I would simply try to observe the document view's frame and match the scroll view's frame when the document resizes.
This is a little hairy. AFAIK, NSViews can't draw outside their own frame. At any rate I've never seen it done, and I was somewhat surprised when I realized that UIView allows it by default. But what you probably want to do here is not manipulate clipping rectangles (doing any such thing inside NSScrollView will probably not do what you want or expect), but instead try to cover up the vertically-truncated text lines with either layers or views that are the same color as the background. Perhaps you could subclass NSClipView and override viewBoundsChanged: and/or viewFrameChanged: in order to notice when the text view is being shifted, and adjust your "shades" accordingly.
You might consider using a translucent layer to achieve this appearance, without actually drawing outside your view. I'm not certain of the rules on iOS, but on the Mac, a view drawing outside its bounds can cause interference with surrounding drawing.

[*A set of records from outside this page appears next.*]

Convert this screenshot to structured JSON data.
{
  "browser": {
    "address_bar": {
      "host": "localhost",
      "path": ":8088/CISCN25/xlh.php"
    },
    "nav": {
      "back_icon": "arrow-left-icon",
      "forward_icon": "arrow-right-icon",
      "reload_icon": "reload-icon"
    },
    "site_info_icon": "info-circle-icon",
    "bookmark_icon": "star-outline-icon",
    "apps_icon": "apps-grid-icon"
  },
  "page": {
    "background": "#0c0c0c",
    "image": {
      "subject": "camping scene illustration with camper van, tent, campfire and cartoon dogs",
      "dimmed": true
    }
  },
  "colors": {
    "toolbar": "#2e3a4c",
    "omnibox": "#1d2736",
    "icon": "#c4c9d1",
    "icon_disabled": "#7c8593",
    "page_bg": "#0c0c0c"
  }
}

However, you can set the clipping region to be whatever you like inside your scroll view subclass's drawRect: using -[NSBezierPath setClip:]:
- (void)drawRect:(NSRect)dirtyRect {
[NSGraphicsContext saveGraphicsState];
[[NSBezierPath bezierPathWithRect:[[self documentView] frame]] setClip];
//...
[NSGraphicsContext restoreGraphicsState];
}
It might be possible (since you asked) to use this code in an NSClipView subclass, but there's not much info about that, and I think you may have a hard time making it interact properly with its scroll view. If it were me, I'd try subclassing NSScrollView first.